Esta herejía intelectual, que seguramente no aceptarán quienes detentan el mandarinato intelectual en la Argentina, implicaría buscar en el corazón de la retórica globalizante los inconfesados móviles de la manipulación de la economía internacional y su encubrimiento a través de los sofismas de las relaciones internacionales, tal como se construyeron en los centros de dominación.

¿Qué tiene que ver este discurso con un número dedicado a la economía internacional?

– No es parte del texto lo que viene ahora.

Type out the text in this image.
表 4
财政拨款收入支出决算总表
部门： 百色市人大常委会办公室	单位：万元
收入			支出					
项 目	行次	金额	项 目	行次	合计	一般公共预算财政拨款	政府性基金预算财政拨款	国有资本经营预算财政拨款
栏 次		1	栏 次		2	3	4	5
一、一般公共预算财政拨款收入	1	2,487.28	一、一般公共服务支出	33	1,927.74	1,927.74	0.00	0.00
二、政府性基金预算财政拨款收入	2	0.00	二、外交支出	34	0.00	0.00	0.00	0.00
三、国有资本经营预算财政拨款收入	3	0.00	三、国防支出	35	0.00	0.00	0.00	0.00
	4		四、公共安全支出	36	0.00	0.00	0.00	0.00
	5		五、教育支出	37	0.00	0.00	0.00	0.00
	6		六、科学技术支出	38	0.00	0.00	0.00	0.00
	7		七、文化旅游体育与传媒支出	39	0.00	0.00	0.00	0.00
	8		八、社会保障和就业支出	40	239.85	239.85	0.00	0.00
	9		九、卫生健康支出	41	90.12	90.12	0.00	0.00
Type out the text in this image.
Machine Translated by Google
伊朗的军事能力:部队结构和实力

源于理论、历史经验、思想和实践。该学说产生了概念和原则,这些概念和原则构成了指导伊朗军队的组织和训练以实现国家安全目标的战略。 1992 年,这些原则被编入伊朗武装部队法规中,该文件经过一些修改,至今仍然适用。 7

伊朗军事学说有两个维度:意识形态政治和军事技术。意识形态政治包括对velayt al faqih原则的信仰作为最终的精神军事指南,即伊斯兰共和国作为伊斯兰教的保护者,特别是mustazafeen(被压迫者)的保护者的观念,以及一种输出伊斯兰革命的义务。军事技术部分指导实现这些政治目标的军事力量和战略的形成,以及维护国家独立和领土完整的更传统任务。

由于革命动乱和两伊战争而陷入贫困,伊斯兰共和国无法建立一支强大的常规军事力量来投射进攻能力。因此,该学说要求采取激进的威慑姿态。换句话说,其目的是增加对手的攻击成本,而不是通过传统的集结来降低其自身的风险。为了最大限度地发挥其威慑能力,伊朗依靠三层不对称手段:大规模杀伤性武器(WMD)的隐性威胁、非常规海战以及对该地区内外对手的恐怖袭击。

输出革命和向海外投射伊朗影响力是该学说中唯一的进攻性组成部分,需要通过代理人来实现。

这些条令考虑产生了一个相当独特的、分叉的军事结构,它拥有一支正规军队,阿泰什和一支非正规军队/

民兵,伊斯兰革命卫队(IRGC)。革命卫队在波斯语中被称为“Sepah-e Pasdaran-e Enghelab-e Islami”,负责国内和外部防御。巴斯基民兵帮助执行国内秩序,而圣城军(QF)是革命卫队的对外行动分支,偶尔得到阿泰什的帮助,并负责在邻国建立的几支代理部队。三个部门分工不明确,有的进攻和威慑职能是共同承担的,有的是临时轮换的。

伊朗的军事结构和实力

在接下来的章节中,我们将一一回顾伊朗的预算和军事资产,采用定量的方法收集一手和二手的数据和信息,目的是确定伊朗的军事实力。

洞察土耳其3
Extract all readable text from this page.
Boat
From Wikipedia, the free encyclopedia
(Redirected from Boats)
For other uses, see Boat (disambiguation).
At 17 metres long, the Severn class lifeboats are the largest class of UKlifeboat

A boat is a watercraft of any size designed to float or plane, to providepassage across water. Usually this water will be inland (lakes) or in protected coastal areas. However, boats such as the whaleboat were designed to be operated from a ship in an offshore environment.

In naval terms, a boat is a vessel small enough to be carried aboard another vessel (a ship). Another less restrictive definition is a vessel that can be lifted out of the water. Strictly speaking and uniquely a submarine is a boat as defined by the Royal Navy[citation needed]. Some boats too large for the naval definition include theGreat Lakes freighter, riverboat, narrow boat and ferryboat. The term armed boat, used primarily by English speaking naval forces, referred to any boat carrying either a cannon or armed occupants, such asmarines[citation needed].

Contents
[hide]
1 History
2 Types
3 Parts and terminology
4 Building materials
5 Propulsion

Señalar que el análisis de las vinculaciones de la Argentina con el FMI, el Banco Mundial, la OMC, la Ronda Doha, el CIADI, las negociaciones agrícolas, la deuda externa, la internacionalización de las empresas, la inversión extranjera directa y la supuesta nueva arquitectura financiera internacional son importantes, vitales e imprescindibles para comprender nuestra relación con el mundo.

Pero ese collage no se podrá armar, y menos entender, si no se elabora una metodología que nos permita reconstruir desde la periferia, desde la Argentina, desde América latina, una visión propia de la economía y de las relaciones internacionales, que expresen, definan y concreten nuestros intereses históricos.

  • Director Ejecutivo de la Fundación Raúl Prebisch y del Instituto de Estudios Brasileños de la Universidad Nacional de Tres de Febrero.